I have been commanded to stop drinking caffeine (which I am going to try) and to stop consuming aspartame (which I am also going to try).

Have I tried essential oils? What about allergies? Have I been tested for allergies? Am I taking too many vitamins? What about a shot of B12? Am I taking enough vitamins?

At first, I tried to answer these questions honestly and fully, even though I felt a bit uncomfortable at how personal some of them were. (I did not list for you all the questions I was asked.) After all, I had started this. Then I realized that taking medical advice from my hairdresser – or anyone else but Dr L, my sister and Dr Ilene – was as smart as asking my doctor to cut my hair.

Actually, though, it’s not the new ideas that my friends are throwing at me that bother me – there might be something useful there – it’s the pressure I feel to respond to them.
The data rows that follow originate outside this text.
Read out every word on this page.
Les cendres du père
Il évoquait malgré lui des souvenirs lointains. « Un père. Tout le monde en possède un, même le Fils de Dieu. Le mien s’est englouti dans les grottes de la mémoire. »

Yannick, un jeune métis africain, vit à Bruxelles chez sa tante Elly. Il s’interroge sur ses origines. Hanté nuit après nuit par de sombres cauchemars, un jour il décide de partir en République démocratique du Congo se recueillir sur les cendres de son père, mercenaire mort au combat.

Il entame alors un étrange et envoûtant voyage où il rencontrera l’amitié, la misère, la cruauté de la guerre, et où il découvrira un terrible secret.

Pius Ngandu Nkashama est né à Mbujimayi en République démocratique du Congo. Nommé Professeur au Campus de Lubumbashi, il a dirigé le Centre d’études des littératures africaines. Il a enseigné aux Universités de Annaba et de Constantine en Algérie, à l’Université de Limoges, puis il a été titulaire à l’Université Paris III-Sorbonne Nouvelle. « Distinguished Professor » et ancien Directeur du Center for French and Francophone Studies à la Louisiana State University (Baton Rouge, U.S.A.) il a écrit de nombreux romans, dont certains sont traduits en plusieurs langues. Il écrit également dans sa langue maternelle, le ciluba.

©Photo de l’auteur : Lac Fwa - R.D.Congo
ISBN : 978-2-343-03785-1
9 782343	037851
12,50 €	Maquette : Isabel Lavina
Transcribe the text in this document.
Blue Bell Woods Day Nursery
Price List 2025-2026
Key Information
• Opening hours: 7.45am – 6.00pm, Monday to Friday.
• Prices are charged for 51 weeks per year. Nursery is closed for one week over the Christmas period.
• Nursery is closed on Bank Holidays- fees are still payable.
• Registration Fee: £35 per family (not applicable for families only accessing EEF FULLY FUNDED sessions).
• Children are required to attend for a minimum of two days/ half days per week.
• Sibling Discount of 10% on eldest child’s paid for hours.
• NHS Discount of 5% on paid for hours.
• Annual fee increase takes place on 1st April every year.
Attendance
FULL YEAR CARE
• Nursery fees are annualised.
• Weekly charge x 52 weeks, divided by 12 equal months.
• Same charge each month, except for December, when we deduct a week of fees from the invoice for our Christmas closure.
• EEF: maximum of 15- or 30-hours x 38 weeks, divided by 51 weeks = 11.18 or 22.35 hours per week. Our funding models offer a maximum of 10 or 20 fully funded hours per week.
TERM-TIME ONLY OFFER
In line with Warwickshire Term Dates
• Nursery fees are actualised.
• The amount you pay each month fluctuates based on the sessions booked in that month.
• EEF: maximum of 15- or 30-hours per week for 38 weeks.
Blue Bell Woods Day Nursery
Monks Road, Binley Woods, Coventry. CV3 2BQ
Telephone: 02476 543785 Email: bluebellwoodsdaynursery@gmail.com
No, I am not going to see a neurologist about this while my regular doctor is treating me. He has never hesitated to refer me to a specialist before and I know he will refer me now if he thinks it is necessary.

But what do I say to my friend? “Oh, thanks. That’s worth considering.” That’s a lie. I am not going to consider it.

I am such a bad liar that it is hard for me to say the social niceties that keep conversations flowing – the things you say when someone gives you advice you have no intention of taking and you want to express your gratitude for her concern but do not want to agree to what she has advised you to do. That is another one of those southern conversational skills that I lack – the nice version of “I heard you but I have no intention of acting on what you said.”

It’s making my head hurt just to think about it.